Now set the UseAutoBalanceControl external parameter to Yes and test the Expert Advisor. You will get the chart with the enabled system of controlling the slope of balance.

Figure 5. Chart of change of balance with the system of controlling enabled

You can see that most of the periods at the upper chart (fig.4) look as they are cut, and they have a flat form at the lower chart (fig.5). This is the result of working of our system. You can compare the main parameters of working of the Expert Advisor:

Parameter	UseAutoBalanceControl = No	UseAutoBalanceControl = Yes
Total net profit:	18 378.00	17 261.73
Profit factor:	1.47	1.81
Recovery factor:	2.66	3.74
Expected payoff:	117.81	110.65
Absolute drawdown of balance:	1 310.50	131.05
Absolute drawdown of equity:	1 390.50	514.85
Maximal drawdown of balance:	5 569.50 (5.04%)	3 762.15 (3.35%)
Maximal drawdown of equity:	6 899.50 (6.19%)	4 609.60 (4.08%)

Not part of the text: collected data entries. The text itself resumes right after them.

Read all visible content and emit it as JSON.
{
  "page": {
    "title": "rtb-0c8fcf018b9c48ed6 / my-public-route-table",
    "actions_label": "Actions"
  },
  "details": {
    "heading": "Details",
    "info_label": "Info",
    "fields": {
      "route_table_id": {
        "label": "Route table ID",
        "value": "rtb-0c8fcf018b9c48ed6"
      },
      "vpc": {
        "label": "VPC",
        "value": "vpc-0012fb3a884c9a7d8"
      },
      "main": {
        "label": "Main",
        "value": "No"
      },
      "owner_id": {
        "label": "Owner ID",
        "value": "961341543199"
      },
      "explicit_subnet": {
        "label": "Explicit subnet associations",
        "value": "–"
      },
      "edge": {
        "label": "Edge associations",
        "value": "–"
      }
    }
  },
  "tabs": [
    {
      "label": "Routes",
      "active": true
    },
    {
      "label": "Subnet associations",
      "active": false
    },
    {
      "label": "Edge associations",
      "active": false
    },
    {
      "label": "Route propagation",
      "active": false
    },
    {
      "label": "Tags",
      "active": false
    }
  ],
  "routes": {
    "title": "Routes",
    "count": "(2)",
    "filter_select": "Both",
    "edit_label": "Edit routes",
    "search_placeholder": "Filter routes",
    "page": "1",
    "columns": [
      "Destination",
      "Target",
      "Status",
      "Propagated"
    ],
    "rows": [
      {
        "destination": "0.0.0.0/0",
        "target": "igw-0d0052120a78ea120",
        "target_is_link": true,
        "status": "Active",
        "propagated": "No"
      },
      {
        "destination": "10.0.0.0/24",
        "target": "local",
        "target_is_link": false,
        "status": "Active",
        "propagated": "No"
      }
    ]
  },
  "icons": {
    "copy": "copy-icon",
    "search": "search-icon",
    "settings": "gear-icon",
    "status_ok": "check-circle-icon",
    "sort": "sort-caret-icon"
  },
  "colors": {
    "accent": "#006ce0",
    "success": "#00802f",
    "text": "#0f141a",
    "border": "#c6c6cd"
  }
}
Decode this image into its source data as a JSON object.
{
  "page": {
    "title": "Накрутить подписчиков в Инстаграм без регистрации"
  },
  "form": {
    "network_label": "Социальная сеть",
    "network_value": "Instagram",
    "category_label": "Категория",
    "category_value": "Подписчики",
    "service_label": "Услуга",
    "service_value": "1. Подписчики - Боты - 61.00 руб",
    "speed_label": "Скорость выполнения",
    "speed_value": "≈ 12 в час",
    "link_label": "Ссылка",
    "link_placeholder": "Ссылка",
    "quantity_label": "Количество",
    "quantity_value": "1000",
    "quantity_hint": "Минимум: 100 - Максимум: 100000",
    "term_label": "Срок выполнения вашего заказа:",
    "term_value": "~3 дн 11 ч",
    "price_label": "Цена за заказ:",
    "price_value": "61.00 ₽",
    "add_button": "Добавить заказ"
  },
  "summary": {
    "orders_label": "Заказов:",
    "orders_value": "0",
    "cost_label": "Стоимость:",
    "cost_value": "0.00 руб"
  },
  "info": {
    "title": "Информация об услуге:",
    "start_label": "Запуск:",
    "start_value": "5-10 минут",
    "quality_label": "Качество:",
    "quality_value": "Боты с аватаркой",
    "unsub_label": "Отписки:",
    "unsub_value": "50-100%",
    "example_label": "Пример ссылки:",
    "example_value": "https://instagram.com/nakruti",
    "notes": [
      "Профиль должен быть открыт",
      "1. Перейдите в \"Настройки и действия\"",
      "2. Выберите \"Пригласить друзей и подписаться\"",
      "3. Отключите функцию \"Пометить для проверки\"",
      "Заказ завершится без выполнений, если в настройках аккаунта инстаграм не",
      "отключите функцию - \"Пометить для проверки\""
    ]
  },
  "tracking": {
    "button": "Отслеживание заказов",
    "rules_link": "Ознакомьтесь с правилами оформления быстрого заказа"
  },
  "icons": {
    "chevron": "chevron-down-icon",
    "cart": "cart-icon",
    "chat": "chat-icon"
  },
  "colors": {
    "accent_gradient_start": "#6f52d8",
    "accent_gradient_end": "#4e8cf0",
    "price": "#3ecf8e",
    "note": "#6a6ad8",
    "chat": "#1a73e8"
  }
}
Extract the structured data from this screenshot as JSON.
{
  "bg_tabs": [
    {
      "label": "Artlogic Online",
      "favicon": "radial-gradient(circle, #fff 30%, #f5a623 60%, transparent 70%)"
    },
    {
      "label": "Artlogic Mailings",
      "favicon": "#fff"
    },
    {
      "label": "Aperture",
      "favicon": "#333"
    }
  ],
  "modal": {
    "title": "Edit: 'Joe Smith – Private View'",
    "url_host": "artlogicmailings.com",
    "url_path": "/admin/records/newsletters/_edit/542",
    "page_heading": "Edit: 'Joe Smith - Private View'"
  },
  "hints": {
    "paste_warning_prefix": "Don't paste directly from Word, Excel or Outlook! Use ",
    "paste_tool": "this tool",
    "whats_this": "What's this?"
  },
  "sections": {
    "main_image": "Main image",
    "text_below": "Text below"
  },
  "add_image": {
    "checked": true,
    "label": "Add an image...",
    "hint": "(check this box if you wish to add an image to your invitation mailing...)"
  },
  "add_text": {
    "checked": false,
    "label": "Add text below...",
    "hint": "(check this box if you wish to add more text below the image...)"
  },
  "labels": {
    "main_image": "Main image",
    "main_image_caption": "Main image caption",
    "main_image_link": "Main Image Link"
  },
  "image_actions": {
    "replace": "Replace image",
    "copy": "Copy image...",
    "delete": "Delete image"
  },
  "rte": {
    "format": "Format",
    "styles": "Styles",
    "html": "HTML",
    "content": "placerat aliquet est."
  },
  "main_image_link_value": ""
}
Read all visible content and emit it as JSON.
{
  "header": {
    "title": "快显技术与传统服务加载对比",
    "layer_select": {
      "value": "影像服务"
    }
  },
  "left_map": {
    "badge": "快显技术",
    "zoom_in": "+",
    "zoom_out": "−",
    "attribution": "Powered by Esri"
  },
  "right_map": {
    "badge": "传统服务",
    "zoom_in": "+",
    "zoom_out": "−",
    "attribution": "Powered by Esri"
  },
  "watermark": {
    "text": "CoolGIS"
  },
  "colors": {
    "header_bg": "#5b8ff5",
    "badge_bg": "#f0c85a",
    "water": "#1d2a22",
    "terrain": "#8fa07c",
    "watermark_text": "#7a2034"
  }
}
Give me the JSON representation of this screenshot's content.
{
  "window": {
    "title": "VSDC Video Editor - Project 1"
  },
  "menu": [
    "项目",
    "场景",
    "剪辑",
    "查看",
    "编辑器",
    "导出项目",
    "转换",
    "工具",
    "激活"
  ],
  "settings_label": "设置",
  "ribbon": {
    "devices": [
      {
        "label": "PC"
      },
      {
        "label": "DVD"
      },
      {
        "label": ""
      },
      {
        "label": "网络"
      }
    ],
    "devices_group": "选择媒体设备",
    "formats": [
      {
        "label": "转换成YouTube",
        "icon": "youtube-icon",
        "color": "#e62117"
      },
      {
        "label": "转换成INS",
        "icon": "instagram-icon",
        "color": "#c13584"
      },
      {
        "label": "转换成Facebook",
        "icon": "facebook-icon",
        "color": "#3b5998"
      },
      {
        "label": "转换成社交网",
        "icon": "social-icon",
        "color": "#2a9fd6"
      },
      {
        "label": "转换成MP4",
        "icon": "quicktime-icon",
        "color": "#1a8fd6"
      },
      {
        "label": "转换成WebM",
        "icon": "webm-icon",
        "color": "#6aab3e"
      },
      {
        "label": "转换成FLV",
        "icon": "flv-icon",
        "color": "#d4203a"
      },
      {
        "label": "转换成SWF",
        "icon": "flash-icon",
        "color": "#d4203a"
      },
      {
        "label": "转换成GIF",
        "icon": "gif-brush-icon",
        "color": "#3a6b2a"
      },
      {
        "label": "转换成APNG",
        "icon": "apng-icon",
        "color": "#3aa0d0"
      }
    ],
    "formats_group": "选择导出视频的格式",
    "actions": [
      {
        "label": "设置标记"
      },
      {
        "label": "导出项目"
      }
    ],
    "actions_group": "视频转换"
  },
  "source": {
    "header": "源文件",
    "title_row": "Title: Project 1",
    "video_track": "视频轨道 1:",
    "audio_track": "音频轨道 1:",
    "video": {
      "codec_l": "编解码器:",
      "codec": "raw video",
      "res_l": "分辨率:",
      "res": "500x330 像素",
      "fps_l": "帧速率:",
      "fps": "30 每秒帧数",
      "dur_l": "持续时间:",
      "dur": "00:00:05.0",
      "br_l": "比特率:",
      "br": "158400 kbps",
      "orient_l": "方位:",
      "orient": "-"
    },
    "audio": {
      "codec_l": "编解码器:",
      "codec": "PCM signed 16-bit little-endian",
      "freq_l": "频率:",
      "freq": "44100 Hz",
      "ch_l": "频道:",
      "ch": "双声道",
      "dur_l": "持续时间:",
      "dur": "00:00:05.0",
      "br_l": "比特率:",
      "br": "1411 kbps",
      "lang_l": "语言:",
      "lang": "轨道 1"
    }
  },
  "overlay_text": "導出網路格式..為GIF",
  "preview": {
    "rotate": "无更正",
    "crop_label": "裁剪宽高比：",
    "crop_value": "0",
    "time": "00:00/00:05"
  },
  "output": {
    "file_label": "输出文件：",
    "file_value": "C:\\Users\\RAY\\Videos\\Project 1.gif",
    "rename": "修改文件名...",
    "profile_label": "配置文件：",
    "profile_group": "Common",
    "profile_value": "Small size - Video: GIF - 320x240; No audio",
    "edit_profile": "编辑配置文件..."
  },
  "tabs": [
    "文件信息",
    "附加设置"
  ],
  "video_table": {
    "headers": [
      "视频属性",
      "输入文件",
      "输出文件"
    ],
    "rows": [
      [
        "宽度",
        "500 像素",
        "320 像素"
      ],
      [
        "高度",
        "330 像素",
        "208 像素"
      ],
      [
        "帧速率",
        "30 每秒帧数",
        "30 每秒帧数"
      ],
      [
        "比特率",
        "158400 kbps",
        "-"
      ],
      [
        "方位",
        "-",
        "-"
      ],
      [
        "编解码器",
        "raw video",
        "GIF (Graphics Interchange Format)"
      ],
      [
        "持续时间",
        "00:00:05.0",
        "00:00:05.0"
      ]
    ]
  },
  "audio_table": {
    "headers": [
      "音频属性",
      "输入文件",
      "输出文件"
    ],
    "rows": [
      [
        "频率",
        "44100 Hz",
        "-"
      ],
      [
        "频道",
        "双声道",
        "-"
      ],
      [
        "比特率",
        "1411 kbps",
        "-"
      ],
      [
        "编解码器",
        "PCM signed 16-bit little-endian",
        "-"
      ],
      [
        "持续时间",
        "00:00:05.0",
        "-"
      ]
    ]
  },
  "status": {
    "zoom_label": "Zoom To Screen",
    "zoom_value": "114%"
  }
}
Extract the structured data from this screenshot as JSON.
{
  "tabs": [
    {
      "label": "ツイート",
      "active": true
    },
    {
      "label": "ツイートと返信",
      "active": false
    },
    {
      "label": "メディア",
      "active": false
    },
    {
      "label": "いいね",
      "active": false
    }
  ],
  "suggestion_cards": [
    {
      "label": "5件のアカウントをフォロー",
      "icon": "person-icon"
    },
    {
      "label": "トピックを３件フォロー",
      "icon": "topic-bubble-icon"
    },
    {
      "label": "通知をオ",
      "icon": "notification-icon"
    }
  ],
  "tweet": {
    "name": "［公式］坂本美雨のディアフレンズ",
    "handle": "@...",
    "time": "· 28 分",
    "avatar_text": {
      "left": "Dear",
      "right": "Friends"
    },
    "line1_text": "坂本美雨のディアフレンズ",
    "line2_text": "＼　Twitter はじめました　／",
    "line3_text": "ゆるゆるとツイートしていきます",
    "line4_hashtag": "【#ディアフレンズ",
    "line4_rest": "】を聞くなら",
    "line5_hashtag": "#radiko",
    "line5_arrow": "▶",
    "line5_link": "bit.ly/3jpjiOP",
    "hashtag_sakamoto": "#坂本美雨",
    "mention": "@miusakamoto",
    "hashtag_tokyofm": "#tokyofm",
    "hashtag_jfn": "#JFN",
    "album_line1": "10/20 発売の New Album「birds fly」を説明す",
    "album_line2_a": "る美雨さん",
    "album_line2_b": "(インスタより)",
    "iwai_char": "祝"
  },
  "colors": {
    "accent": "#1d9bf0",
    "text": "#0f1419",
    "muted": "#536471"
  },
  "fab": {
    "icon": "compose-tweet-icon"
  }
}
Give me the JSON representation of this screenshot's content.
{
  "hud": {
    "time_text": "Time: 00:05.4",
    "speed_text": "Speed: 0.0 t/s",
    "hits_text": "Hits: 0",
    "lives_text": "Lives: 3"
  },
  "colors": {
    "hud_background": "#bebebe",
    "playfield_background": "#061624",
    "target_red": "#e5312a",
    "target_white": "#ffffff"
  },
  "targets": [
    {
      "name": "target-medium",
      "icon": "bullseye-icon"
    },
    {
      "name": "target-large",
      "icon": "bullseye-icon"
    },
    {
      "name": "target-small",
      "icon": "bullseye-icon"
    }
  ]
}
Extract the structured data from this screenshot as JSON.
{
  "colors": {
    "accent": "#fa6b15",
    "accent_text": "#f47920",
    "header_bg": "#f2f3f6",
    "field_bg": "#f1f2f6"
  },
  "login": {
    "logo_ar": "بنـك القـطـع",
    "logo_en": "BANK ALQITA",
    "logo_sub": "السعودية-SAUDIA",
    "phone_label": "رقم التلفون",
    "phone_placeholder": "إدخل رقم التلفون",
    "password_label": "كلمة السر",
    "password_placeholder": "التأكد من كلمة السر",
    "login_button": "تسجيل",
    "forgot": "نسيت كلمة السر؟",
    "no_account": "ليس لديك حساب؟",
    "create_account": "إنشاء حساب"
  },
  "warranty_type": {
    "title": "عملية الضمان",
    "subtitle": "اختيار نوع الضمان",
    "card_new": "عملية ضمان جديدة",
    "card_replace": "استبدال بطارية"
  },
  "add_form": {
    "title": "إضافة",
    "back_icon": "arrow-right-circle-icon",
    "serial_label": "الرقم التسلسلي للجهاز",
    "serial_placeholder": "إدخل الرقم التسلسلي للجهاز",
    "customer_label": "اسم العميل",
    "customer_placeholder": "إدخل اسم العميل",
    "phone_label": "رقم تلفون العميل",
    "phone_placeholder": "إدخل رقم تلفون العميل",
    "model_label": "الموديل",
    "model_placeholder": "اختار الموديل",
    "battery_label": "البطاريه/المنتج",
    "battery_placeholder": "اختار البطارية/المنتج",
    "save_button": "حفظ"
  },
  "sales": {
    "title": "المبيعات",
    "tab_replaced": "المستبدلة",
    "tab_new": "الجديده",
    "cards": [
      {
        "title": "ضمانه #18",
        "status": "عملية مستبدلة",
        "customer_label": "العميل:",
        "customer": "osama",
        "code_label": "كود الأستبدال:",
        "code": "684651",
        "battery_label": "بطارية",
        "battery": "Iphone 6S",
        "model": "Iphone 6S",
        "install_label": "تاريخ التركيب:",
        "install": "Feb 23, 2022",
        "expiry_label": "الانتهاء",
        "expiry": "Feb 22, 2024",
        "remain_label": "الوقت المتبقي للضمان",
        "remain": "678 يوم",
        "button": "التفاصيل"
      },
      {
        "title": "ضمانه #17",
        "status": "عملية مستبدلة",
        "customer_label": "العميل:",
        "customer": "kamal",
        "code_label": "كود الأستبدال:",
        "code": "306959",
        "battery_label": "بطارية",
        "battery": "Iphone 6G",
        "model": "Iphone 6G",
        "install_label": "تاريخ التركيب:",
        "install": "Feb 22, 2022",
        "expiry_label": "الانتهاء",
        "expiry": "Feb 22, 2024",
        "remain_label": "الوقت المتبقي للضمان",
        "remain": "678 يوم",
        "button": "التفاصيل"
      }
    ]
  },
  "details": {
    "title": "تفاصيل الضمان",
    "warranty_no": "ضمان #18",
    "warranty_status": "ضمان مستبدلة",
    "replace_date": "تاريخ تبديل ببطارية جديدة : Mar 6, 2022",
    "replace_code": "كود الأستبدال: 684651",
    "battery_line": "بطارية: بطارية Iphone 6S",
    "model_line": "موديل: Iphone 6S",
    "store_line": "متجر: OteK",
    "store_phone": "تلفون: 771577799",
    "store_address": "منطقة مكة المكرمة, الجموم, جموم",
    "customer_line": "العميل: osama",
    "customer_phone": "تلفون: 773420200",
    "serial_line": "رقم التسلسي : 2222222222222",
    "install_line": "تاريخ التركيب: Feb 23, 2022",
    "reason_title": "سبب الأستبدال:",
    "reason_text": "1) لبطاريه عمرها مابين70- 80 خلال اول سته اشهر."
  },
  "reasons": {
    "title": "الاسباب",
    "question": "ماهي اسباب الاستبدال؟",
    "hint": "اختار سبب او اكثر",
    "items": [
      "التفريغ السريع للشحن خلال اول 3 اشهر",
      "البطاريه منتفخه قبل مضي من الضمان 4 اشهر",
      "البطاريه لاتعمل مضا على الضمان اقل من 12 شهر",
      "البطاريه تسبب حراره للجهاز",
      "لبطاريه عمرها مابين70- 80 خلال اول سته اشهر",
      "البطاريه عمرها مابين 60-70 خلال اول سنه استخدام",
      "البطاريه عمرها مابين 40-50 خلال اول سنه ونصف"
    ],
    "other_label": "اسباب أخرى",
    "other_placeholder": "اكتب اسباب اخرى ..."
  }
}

Best parameters among the compared ones are highlighted with the green color. Profit and expected payoff have slightly decreased; this is the other side of regulation, which appears as a result of lags of switching between the states of work volume. All in all, there is an improvement of rates of working of the Expert Advisor. Especially, improvement of drawdown and profit factor.

Conclusion

I see several ways of improving this system:

• Using virtual trading when the Expert Advisor enters an unfavorable period of working. Then the normal work volume won't matter anymore. It will allow decreasing the drawdown.
• Using more complex algorithms for determining the current state of working of the Expert Advisor (profitable or not). For example, we can try applying a neuron net for such analysis. Additional investigation is needed in this case, of course.

Thus, we have considered the principle and the result of working of the system, which allows improving quality characteristics of an Expert Advisor. Joint operation with the system of money management, in some cases, allows increasing the profitability without increasing the risk.